By Greg Lush
There are those things in your work life that you just never forget. Consider yourself fortunate if you have a few to reflect on over the years. One for me is the first time I tried to explain what was in my head to a data scientist. Let's break down that sentence a bit, first "what was in my head;” not an easy process, regardless of the topic. My married readers have firsthand experience in translating their thoughts or ideas to another human being. "Talking to a data scientist" is in of itself not too much of a challenge, instead I think about it more like speaking with any person in a field of specific expertise. Depending upon the way the question or statement is formed, your message may or may not be communicated effectively. So, you are in a tough spot. How can you take those brilliant ideas which will revolutionize your business, nay, your entire industry, and transport them to the world of artificial intelligence? Not a single week goes by that you do not run across an advertisement, colleague, or manager asking you "why aren't we using AI?” Of course, that is a very vague question, yet one that remains top of mind. Wouldn't it be great if I could just figure out a way to translate my ideas into a workable output?

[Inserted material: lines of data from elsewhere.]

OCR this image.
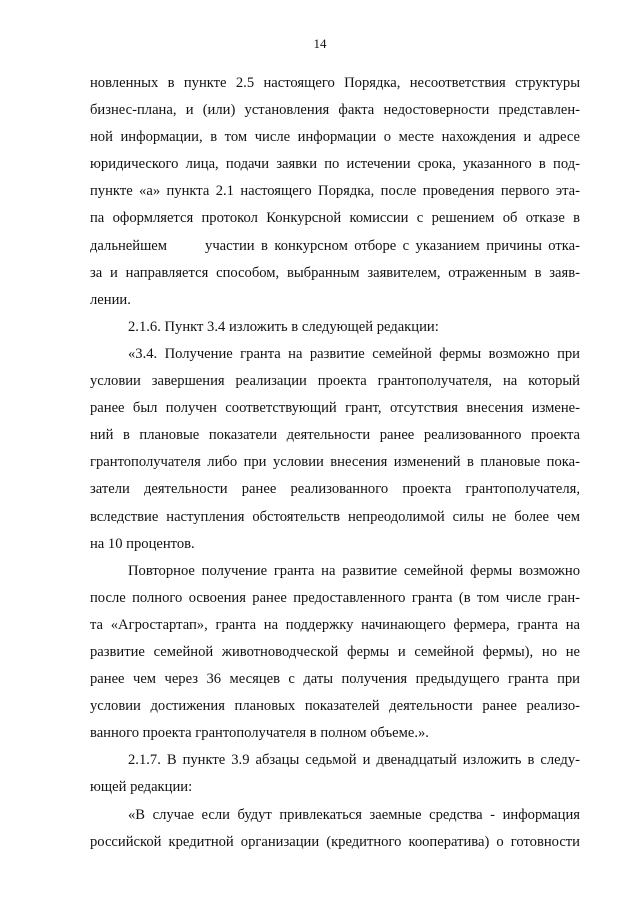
14
новленных в пункте 2.5 настоящего Порядка, несоответствия структуры
бизнес-плана, и (или) установления факта недостоверности представлен-
ной информации, в том числе информации о месте нахождения и адресе
юридического лица, подачи заявки по истечении срока, указанного в под-
пункте «а» пункта 2.1 настоящего Порядка, после проведения первого эта-
па оформляется протокол Конкурсной комиссии с решением об отказе в
дальнейшем	участии в конкурсном отборе с указанием причины отка-
за и направляется способом, выбранным заявителем, отраженным в заяв-
лении.
2.1.6. Пункт 3.4 изложить в следующей редакции:
«3.4. Получение гранта на развитие семейной фермы возможно при
условии завершения реализации проекта грантополучателя, на который
ранее был получен соответствующий грант, отсутствия внесения измене-
ний в плановые показатели деятельности ранее реализованного проекта
грантополучателя либо при условии внесения изменений в плановые пока-
затели деятельности ранее реализованного проекта грантополучателя,
вследствие наступления обстоятельств непреодолимой силы не более чем
на 10 процентов.
Повторное получение гранта на развитие семейной фермы возможно
после полного освоения ранее предоставленного гранта (в том числе гран-
та «Агростартап», гранта на поддержку начинающего фермера, гранта на
развитие семейной животноводческой фермы и семейной фермы), но не
ранее чем через 36 месяцев с даты получения предыдущего гранта при
условии достижения плановых показателей деятельности ранее реализо-
ванного проекта грантополучателя в полном объеме.».
2.1.7. В пункте 3.9 абзацы седьмой и двенадцатый изложить в следу-
ющей редакции:
«В случае если будут привлекаться заемные средства - информация
российской кредитной организации (кредитного кооператива) о готовности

You might be picking up on the fact that I like to tell stories. I have found that telling a story helps add dimension when required and makes it interesting. A few years ago, I was searching for a tool to help with my story translation needs and ran across a wonderful book. Design A Better Business by Patrick van der Pijl, Justin Lokitz, and Lisa Kay Solomon is a fantastic approach to helping businesses with their challenges written in a creative format; you must check it out. Included with the book is access to a very handy website packed with templates. Trust me, the templates are fantastic. Find the "storytelling" template and read the tips on its use – it is very helpful. The example that I am going to provide will be in context of an Industrial Internet of Things (IIoT) design that we were translating to a handful of data scientists and internal supporters. Our project, which was narrowly scoped, had a total of eight "stories." I started with the business need template to collaborate with the organization and nail down what we were trying to accomplish. Once we came to consensus, I created an outline of which stories would be relevant and support one another. It is critical that you can thread a string through all of the stories. For me, it was tough to get started, even with the tools provided by Design A Better Business. Hopefully this example, based on the IIoT project, will get you kick started:
Story: Unmanned and Unitary (highest level story)
- Subject: Clients with unmanned buildings, a significant density of unitary systems and a desire to transition to condition-based service and maintenance
- Goal: Maximize client comfort and asset life by consuming and correlating all factors which holistically affect the building as a constantly changing environment.
- Audience: Our portfolio clients (with >1 building) and their customers and our internal and external workforces
- Before: Unmanned and unitary system-based buildings often go together. While larger properties have property managers and central plants; a significant majority of unmanned buildings (94% of all buildings per a survey conducted in 2014) are less sophisticated and in many cases may only have localized elementary control
- Set the Scene: The simple fact is the barrier to entry to work on unitary systems is quite low. In the small to medium business space it is not unusual to see inexperienced, untrained, and one-to-two-man companies. Without substantial forms of differentiation, we will continue to face margin challenges in a sliding and commoditized labor market
- What's the Point: To go head-to-head with our competitors, simply turning wrenches is an exercise in futility. Instead our best approach would be to leverage our size and ability to invest in science-based approaches to field service
- Conclusion: Our ability to invent, test, and tune designs across our broad customer base is unmatched in our service areas. Admittedly our concepts could be perceived as "cutting edge" and a bit risky. However, our efforts today will position us favorably for years to come with respect to margins and available labor
- After: A digital convergence of data spanning site logistics, PM contract configuration, site automation, financial performance, asset probability of failure, client relationships, influencers affecting the building has a solution, and worker skills. These variables leveraged through artificial intelligence algorithms designed to enhance customer value and increase productivity. Our investments in IOT and science-based approaches will change our industry
Years ago, a CFO I worked with told me, "Greg, the odds of me scrolling down to read content, is very low.” He continued, "Anyone can get their point across in 100 words, yet only the skilled communicators can explain themselves in 10 words.” The folks at Design A Better Business must have also worked with our CFO; you will see that all of their story telling templates are deliberately designed with small fields for your words. It takes me days to write these stories, I take a first pass often packed with too many words. I take a break, come back and whittle down the words. Although not evidenced by this book, I typically shave off double-digit percentages of words. This is not easy; however, you will find that less is more for you, your colleagues, and AI partners.